From 1 January 2021, the UK government is putting in place a domestic legal framework that will allow UK conformity assessment bodies (CABs) to continue operating for most products being placed on the Great Britain (GB) market. The new UK domestic regime will cover most goods currently subject to the EU’s CE marking. While the technical requirements for these goods will be the same on 1 January 2021 as they are now, there will still be certain changes, including the introduction of the UKCA marking and a system of third-party conformity assessment by UK-recognised approved bodies, in place of the current EU system of notified bodies.
From 1 January 2021:
- A new legal framework will allow UK CABs to continue operating for most products being placed on the market in GB (England, Wales and Scotland).
- Most conformity assessment bodies in the UK will automatically have their status converted under the new framework.
- A new UK database will replace the EU’s New Approach Notified and Designated Organisations (NANDO) database.
- The United Kingdom Accreditation Service (UKAS) will continue as the national accreditation body (where relevant).
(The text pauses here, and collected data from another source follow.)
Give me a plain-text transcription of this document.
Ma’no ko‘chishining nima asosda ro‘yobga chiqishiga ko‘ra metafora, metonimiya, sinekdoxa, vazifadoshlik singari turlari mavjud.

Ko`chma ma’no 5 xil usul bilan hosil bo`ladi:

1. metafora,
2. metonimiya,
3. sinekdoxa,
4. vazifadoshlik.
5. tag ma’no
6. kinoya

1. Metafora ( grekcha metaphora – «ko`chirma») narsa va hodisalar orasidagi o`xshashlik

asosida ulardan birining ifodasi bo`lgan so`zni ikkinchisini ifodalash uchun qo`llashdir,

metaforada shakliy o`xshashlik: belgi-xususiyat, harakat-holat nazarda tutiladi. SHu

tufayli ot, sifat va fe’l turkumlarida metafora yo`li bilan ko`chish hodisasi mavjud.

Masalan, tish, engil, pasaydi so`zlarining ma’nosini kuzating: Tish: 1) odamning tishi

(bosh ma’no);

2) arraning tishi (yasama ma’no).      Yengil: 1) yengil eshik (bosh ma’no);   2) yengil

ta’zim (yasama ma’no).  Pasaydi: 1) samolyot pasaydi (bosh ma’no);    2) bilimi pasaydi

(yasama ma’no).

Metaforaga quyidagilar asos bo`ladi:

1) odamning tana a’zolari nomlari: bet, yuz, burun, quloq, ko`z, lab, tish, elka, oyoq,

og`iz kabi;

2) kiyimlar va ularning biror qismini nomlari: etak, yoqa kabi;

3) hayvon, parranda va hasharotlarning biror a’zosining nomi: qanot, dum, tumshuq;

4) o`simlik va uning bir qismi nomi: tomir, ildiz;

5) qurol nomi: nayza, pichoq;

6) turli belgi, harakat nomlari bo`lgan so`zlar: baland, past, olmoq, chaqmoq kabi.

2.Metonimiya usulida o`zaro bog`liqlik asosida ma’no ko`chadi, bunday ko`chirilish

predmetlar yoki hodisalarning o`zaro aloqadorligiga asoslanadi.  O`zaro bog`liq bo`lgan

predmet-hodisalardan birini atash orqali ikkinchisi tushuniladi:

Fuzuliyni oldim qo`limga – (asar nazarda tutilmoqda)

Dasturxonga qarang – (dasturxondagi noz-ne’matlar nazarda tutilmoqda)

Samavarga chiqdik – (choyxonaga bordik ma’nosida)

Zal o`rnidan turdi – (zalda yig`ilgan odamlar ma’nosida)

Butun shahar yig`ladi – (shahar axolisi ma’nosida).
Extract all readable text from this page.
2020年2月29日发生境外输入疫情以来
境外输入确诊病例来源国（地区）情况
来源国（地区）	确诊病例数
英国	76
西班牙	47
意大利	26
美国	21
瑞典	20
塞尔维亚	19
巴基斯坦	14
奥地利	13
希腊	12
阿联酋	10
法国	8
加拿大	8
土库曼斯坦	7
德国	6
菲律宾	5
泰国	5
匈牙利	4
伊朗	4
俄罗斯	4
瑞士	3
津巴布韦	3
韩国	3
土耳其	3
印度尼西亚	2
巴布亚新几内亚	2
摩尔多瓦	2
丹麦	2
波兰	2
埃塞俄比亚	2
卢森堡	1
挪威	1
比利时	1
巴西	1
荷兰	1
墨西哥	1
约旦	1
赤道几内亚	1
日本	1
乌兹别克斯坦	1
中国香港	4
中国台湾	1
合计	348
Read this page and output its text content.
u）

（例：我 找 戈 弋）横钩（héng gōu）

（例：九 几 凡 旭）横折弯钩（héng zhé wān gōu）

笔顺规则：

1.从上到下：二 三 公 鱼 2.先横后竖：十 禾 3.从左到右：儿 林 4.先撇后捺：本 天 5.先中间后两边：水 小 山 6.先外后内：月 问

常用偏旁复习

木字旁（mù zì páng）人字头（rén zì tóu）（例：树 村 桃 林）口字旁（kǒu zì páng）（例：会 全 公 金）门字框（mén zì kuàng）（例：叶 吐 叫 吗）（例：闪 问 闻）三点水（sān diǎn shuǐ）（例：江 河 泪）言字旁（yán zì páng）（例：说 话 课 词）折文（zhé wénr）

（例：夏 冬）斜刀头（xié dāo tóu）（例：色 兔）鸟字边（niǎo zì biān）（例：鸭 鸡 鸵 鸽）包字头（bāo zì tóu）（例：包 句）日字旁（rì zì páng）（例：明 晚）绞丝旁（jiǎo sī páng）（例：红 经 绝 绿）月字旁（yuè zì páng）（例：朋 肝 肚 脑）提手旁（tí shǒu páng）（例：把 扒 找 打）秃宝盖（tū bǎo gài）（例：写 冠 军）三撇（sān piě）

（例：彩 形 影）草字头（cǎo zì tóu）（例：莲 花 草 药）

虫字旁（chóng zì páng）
There will be a ‘standstill period’ which for most goods will last from 1 January 2021 the 31 December 2021. During this time businesses are encouraged to be ready for full implementation of the new UK regime as soon as possible after 1 January 2021. However, to allow businesses time to adjust, CE marked goods in scope of this guidance that meet EU requirements (where these match UK requirements) can continue to be placed on the GB market until 1 January 2022 where EU and UK requirements remain the same. This includes goods which have been assessed by an EU recognised notified body.
These transitional measures will only apply until the 1 January 2022. From this point the UKCA mark will be required to be displayed on products, where the CE mark is currently used, to show compliance to the UK domestic regime. To ease the burden on businesses, until the 1 January 2023 for most goods covered by UKCA marking, there will be the option to affix the UKCA marking on a label affixed to the product or on an accompanying document. The economic operators (whether manufacturer, importer, or distributor) should take reasonable steps to ensure the UKCA marking remains in place. From 1 January 2023, the UKCA marking must, in most cases, be affixed directly to the product. The UK representatives emphasized that CAB’s should plan early for the new UK regime and not wait until the end of 2021 to start preparing.
This guidance relates primarily to goods regulated by the Department for Business energy and Industrial Strategy (BEIS) under the areas listed in the guidance. This guidance does not wholly apply to medical devices, rail interoperability, construction products and civil explosives; goods regulated under the old approach (chemicals, medicines, vehicles and aerospace) and goods covered by national rules (see the UK specific rules guidance for more information).
UK officials have published four main documents on guidance:
The EU has published The EU-UK Trade and Cooperation Agreement this is applicable since 1 January 2021, after having been agreed by EU and UK negotiators on 24 December 2020.
This sets out preferential arrangements in areas such as trade in goods and in services, digital trade, intellectual property, public procurement, aviation and road transport, energy, fisheries, social security coordination, law enforcement and judicial cooperation in criminal matters, thematic cooperation and participation in Union programmes. It is underpinned by provisions ensuring a level playing field and respect for fundamental rights.